Don't overthink it or you'll get sucked into the black hole!
By the way, some physicists believe that if you fall into a black hole in our universe, you'll emerge from a white hole in another universe.
Uh oh. There we go again, jumping from one possible reality to another. I should have stopped while I was ahead...
The End
29 - The Old Thompson Place
Every kid in Greenville knew to stay away from the Old Thompson Place on the hill that overlooked the graveyard at the edge of town. The house had been haunted for years, ever since Mr. Thompson took an axe to those two teenagers who kept drinking on his property. It's not that the cemetery caretaker was opposed to alcohol, he had consumed quite a bit himself in his younger days, but he told t
hose boys time and time again not to leave their empty beer cans lying around.

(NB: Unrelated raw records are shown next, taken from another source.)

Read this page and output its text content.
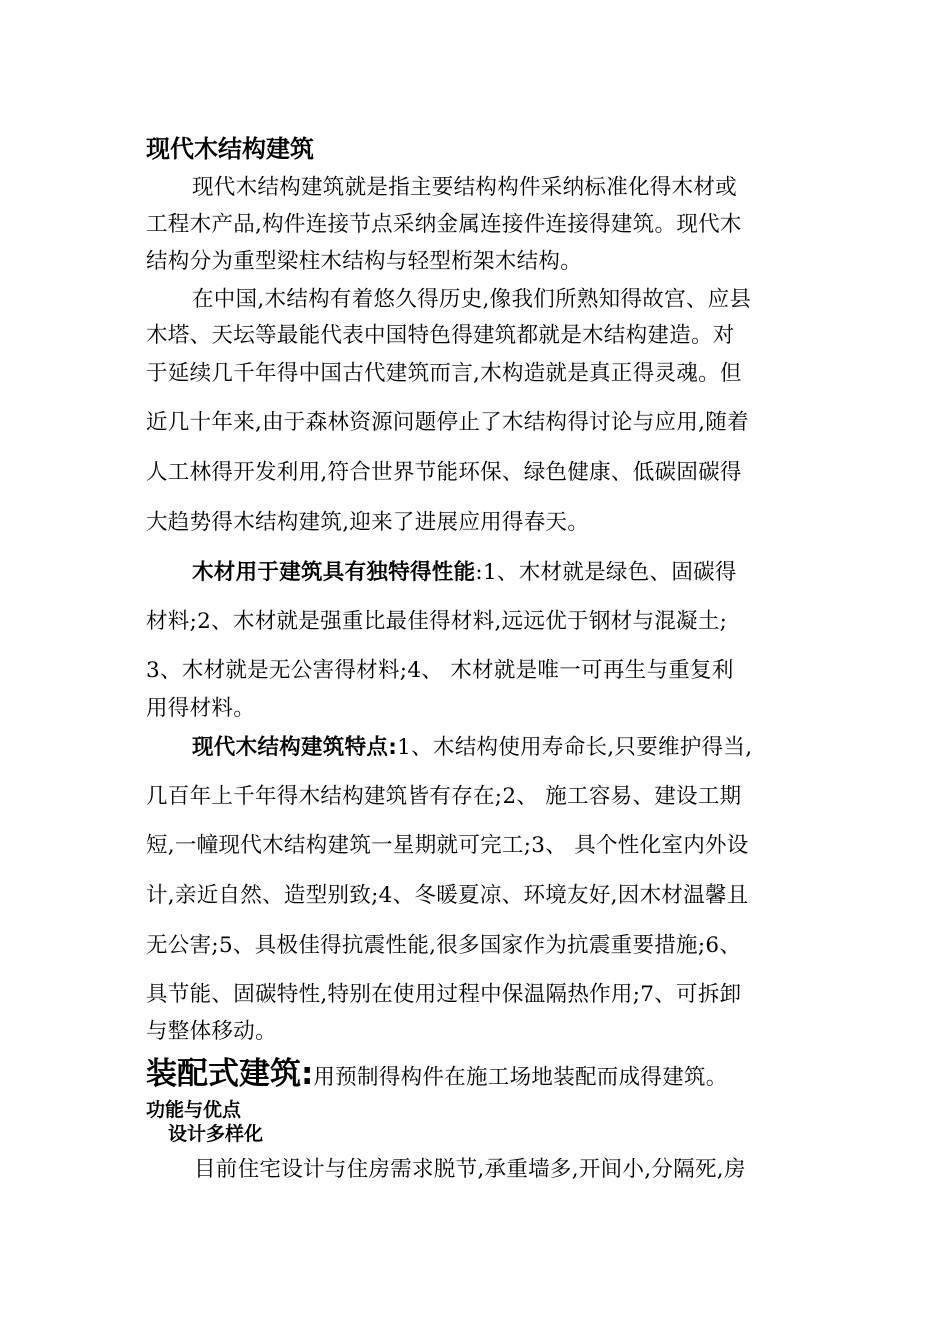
现代木结构建筑
现代木结构建筑就是指主要结构构件采纳标准化得木材或
工程木产品,构件连接节点采纳金属连接件连接得建筑。现代木
结构分为重型梁柱木结构与轻型桁架木结构。
在中国,木结构有着悠久得历史,像我们所熟知得故宫、应县
木塔、天坛等最能代表中国特色得建筑都就是木结构建造。对
于延续几千年得中国古代建筑而言,木构造就是真正得灵魂。但
近几十年来,由于森林资源问题停止了木结构得讨论与应用,随着
人工林得开发利用,符合世界节能环保、绿色健康、低碳固碳得
大趋势得木结构建筑,迎来了进展应用得春天。
木材用于建筑具有独特得性能:1、木材就是绿色、固碳得
材料;2、木材就是强重比最佳得材料,远远优于钢材与混凝土;
3、木材就是无公害得材料;4、 木材就是唯一可再生与重复利
用得材料。
现代木结构建筑特点:1、木结构使用寿命长,只要维护得当,
几百年上千年得木结构建筑皆有存在;2、 施工容易、建设工期
短,一幢现代木结构建筑一星期就可完工;3、 具个性化室内外设
计,亲近自然、造型别致;4、冬暖夏凉、环境友好,因木材温馨且
无公害;5、具极佳得抗震性能,很多国家作为抗震重要措施;6、
具节能、固碳特性,特别在使用过程中保温隔热作用;7、可拆卸
与整体移动。
装配式建筑:用预制得构件在施工场地装配而成得建筑。
功能与优点
设计多样化
目前住宅设计与住房需求脱节,承重墙多,开间小,分隔死,房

They didn't listen and look what happened to them.
The now decrepit house had stood vacant for years. The county had long since stopped trying to sell the place and the property had fallen into disrepair. And everybody in Greenville knew somebody who knew somebody who'd personally seen the ghosts of the two teenagers wandering the halls of the old house at night.
*****
It was a typical Tuesday at Greenville Junior High. The bell rang and the students headed to their last class. Paul had watched the clock with a growing apprehension all day. It wasn't that he disliked his seventh period reading class. In fact, he secretly had a crush on Miss Benson, and his best friend Arnie was in the class. The problem was Roy Foster, the biggest bully in town. Even the kids in high school steered clear of him. He had a bad attitude, a full mustache, and far more brawn than brains. Some people claimed Roy Foster's dad beat him up every night, but the idea that anybody could hurt the muscle-bound clod seemed unlikely.
"Hey, it's Paul the Pussy," Roy declared as he knocked Paul's books out of his hands in the hallway.
"Don't let him get to you," Arnie said as he helped Paul pick up his books.
"Easy for you to say. Roy Foster isn't out to make your life a living hell," Paul muttered as they entered the classroom and took their seats.
Miss Benson called the students to order as the bell rang. "Alright, let's pick back up with The Legend of Sleepy Hollow. We're on page thirty-two. It's Bill's turn to read a paragraph and then we'll go up and down the rows like we usually do."
Paul tried to follow along, but his attention was divided between Miss Benson's green skirt and Roy Foster's thick mustache. Besides, it wouldn't be his turn to read for a while, so his mind drifted off to his exceedingly detailed daydreams about Miss Benson. Which one would it be today? The picnic, the flat tire, or the newspaper delivery? He opted for the picnic.
A little while later, Paul's mind was pulled back to reality by an argument between Miss Benson and Roy Foster.